Coinstar, Inc. (NASDAQ:CSTR) is a multi-national company offering a range of 4th Wall solutions for the retailers’ front of store consisting of self-service coin counting, electronic payment solutions, entertainment services, money transfer and self-service DVD rental. The company’s products and services can be found at more than 56,000 retail locations including supermarkets, drug stores, mass merchants, financial institutions, convenience stores and restaurants. For more information, visit www.coinstar.com.

 


 

# # #
Certain statements in this press release are “forward-looking statements” within the meaning of the Private Securities Litigation Reform Act of 1995. The words “believe,” “estimate,” “expect,” “intend,” “anticipate,” “goals,” variations of such words, and similar expressions identify forward-looking statements, but their absence does not mean that the statement is not forward-looking.

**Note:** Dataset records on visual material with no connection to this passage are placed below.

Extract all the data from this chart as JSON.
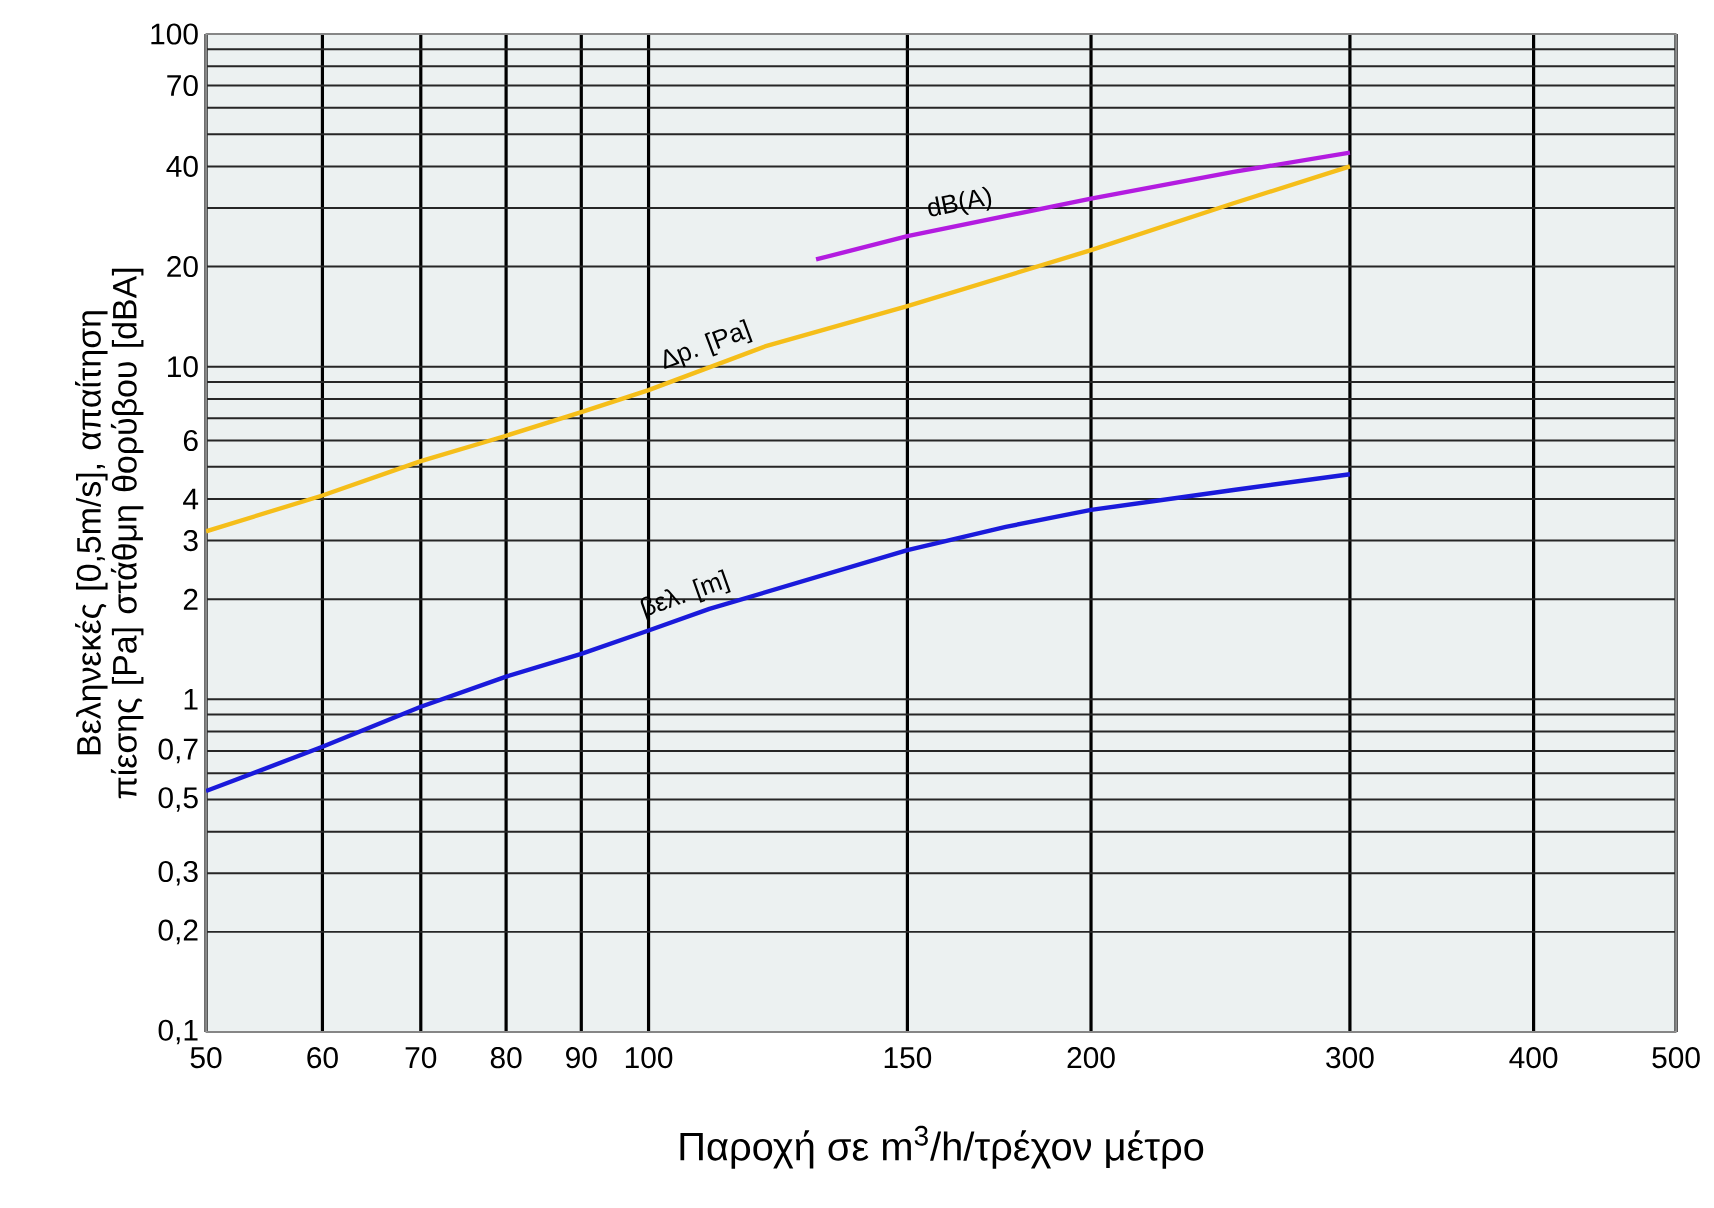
{
  "chart_data": {
    "type": "line",
    "xlabel": "Παροχή σε m$^{3}$/h/τρέχον μέτρο",
    "ylabel": "Βεληνεκές [0,5m/s], απαίτηση πίεσης [Pa] στάθμη θορύβου [dBA]",
    "log": "xy",
    "grid": true,
    "legend": false,
    "marker": "none",
    "line_style": "solid",
    "xlim": [
      50,
      500
    ],
    "ylim": [
      0.1,
      100
    ],
    "xticks": [
      50,
      60,
      70,
      80,
      90,
      100,
      150,
      200,
      300,
      400,
      500
    ],
    "yticks": [
      {
        "value": 0.1,
        "label": "0,1"
      },
      {
        "value": 0.2,
        "label": "0,2"
      },
      {
        "value": 0.3,
        "label": "0,3"
      },
      {
        "value": 0.4,
        "label": null
      },
      {
        "value": 0.5,
        "label": "0,5"
      },
      {
        "value": 0.6,
        "label": null
      },
      {
        "value": 0.7,
        "label": "0,7"
      },
      {
        "value": 0.8,
        "label": null
      },
      {
        "value": 0.9,
        "label": null
      },
      1,
      2,
      3,
      4,
      {
        "value": 5,
        "label": null
      },
      6,
      {
        "value": 7,
        "label": null
      },
      {
        "value": 8,
        "label": null
      },
      {
        "value": 9,
        "label": null
      },
      10,
      20,
      {
        "value": 30,
        "label": null
      },
      40,
      {
        "value": 50,
        "label": null
      },
      {
        "value": 60,
        "label": null
      },
      70,
      {
        "value": 80,
        "label": null
      },
      {
        "value": 90,
        "label": null
      },
      100
    ],
    "series": [
      {
        "name": "Δp. [Pa]",
        "color": "#f5be1a",
        "x": [
          50,
          60,
          70,
          80,
          90,
          100,
          120,
          150,
          200,
          250,
          300
        ],
        "values": [
          3.2,
          4.1,
          5.2,
          6.2,
          7.3,
          8.5,
          11.5,
          15.2,
          22.4,
          31,
          40
        ]
      },
      {
        "name": "dB(A)",
        "color": "#b31ce0",
        "x": [
          130,
          150,
          200,
          250,
          300
        ],
        "values": [
          21,
          24.7,
          32,
          38.5,
          44
        ]
      },
      {
        "name": "βελ. [m]",
        "color": "#1a1adb",
        "x": [
          50,
          60,
          70,
          80,
          90,
          100,
          110,
          150,
          175,
          200,
          250,
          300
        ],
        "values": [
          0.53,
          0.72,
          0.95,
          1.17,
          1.37,
          1.61,
          1.87,
          2.81,
          3.3,
          3.71,
          4.26,
          4.75
        ]
      }
    ]
  }
}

Forward-looking statements are not guarantees of future performance and actual results may vary materially from the results expressed or implied in such statements. Differences may result from actions taken by Coinstar, Inc., as well as from risks and uncertainties beyond Coinstar, Inc.’s control. Such risks and uncertainties include, but are not limited to, changes in the number and mix of anticipated installations, relocations, and removals, the termination, non-renewal or renegotiation on materially adverse terms of our contracts with our significant retailers, payment of increased service fees to retailers, the ability to attract new retailers, penetrate new markets and distribution channels, cross-sell our products and services and react to changing consumer demands, the ability to achieve the strategic and financial objectives for our entry into or expansion of new businesses, the ability to adequately protect our intellectual property, and the application of substantial federal, state, local and foreign laws and regulations specific to our business. The foregoing list of risks and uncertainties is illustrative, but by no means exhaustive. For more information on factors that may affect future performance, please review “Risk Factors” described in Item 1A of Part I of our most recent Annual Report on Form 10-K filed with the Securities and Exchange Commission. These forward-looking statements reflect Coinstar, Inc.’s expectations as of the date of this release. Coinstar, Inc. undertakes no obligation to update the information provided herein.